Things that need to get better

1. That stupid tongue. As long as I have a tongue made out of lead, I will never be able to get La Scala up to tempo. It still needs to get lighter, and faster. Martin told me that I’m simply not pushing my limits, and instead of practicing up to a tempo that I can neatly maintain, I should continue to push the speed a good two or three clicks beyond what I can comfortably maintain.

2. Technique. Who DOESN’T need more technique? This year two or three of the students in our studio played Pasculli pieces on their recitals. One played the Silvestrini Etude duets with Martin.

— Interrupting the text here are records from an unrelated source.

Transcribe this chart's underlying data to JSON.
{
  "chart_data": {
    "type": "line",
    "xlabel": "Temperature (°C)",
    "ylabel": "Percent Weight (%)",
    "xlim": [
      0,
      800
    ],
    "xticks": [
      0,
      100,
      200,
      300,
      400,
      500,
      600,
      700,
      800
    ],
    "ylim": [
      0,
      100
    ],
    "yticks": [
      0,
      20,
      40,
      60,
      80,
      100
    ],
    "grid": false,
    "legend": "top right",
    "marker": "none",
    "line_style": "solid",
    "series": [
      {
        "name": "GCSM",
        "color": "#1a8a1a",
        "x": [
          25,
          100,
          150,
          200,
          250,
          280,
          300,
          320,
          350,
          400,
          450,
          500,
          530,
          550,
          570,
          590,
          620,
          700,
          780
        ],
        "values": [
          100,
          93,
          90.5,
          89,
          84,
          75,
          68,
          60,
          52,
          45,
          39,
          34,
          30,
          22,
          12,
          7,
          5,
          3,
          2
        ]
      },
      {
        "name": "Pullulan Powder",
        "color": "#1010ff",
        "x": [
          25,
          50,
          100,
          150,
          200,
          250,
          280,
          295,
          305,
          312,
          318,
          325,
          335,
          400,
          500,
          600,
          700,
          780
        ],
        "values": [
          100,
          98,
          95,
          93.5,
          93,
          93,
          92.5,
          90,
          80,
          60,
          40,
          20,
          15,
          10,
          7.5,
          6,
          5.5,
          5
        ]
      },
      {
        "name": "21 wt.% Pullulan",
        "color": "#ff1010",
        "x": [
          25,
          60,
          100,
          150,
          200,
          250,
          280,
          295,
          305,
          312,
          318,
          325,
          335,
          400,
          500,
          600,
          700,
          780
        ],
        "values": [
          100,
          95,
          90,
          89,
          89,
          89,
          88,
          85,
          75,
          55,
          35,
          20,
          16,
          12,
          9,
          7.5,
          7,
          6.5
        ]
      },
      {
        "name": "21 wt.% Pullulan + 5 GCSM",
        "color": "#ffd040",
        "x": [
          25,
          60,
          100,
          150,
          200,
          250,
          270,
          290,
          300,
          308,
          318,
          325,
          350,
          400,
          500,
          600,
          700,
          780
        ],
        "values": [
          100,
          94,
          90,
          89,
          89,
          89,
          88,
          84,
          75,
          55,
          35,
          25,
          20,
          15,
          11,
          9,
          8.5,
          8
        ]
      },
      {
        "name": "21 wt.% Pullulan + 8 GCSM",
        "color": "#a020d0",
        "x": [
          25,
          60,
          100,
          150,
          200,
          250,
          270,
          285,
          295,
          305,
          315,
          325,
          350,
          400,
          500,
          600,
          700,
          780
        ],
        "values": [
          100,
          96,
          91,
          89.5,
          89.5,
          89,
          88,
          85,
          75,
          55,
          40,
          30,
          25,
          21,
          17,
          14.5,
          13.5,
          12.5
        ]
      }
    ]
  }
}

Wasn’t I just talking about a fear factor thing?

3. Concentration. I’m not sure how to practice this or improve on it, but I still have problems counting rests in orchestra, keeping focused for long periods of time, etc. And it’s embarrassing. Maybe I need ADHD meds?


One Response to “Reflecting upon another school year gone by.”

  1. Hey Cooper,
    Listen, first off, I cannot pretend to offer you any authoritative advice: your experience, expertise and commitment to the instrument overshadow anything of my own. But what you mention about concentration strikes a resonant chord here.

    I REALLY don’t recommend medications unless you get several doctors prescription… and even that, rule out any alternate motive (e.g. drug companies fund medicine in North-America!).

    I too have concentration problems: one of the things that got me to quit music. I still have concentration issues today, and working as a software engineer provides a milieu where it can be beneficial rather than suffer from it. BUT that doesn’t mean they can’t be overcome in music. It’s all about learning to deal with it. In concert, I found “the zone” did wonders, as long as I concentrated on the character of the piece and not “hey, I’m getting it right!”: devote yourself to the music’s soul, not the art/practice, if you get my drift.

    Best of luck and knock their socks off at the IDRS!